The Wikipedia defintion of a shock wave pretty much sums up all I've found online about what a shock wave is:
A shock wave is a type of propagating disturbance. Like an ordinary wave, it carries energy and can propagate through a medium (solid, liquid, gas or plasma) or in some cases in the absence of a material medium, through a field such as an electromagnetic field. Shock waves are characterized by an abrupt, nearly discontinuous change in the characteristics of the medium. Across a shock there is always an extremely rapid rise in pressure, temperature and density of the flow.... A shock wave travels through most media at a higher speed than an ordinary wave.

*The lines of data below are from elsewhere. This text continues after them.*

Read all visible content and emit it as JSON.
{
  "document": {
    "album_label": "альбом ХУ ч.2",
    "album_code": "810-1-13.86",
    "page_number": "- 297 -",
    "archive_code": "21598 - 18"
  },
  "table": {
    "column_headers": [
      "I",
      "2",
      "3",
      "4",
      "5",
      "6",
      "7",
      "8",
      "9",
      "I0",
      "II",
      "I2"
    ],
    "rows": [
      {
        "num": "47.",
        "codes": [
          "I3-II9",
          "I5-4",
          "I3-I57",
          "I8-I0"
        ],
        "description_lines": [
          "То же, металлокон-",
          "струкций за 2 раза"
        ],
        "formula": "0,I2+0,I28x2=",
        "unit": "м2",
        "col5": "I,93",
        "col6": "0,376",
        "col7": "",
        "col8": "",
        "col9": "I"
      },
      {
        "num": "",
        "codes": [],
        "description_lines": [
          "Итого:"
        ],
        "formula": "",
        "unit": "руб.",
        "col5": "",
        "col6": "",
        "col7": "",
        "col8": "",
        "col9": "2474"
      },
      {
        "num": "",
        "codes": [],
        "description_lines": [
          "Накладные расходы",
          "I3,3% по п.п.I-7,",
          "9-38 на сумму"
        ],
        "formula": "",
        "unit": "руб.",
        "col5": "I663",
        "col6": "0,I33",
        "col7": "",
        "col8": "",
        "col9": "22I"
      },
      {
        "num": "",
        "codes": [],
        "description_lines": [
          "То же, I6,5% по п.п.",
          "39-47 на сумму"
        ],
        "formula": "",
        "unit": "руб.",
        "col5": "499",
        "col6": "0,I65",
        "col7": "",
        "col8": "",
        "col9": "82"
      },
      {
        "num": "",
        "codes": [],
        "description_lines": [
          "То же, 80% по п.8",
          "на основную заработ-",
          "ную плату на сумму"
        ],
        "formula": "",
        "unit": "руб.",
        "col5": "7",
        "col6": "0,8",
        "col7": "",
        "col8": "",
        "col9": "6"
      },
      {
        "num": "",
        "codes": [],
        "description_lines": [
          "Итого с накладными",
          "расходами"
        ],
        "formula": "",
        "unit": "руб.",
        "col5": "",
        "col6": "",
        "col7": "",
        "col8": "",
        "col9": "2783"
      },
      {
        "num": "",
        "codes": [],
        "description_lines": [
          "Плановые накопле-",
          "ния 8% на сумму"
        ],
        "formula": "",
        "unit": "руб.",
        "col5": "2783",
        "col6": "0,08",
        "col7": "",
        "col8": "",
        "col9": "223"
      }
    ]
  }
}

To me, however, this doesn't seem to provide a very rigorous definition that would allow me to look at a bunch of propagating disturbances and be able to clearly classify it as being a shock wave or (as Wikipedia puts it) a "normal" wave. Although this definition provides a qualitative definition of what sets a shock wave apart from a normal wave, I am wondering if there is a definite difference between a shock wave and normal waves that would allow me to definitively classify a wave as one or the other or if there is a continuous spectrum of wave properties between normal waves and shock waves with no clear boundary between the two (like the electromagnetic spectrum, with only arbitrary boundaries being drawn between the various classes of EM waves).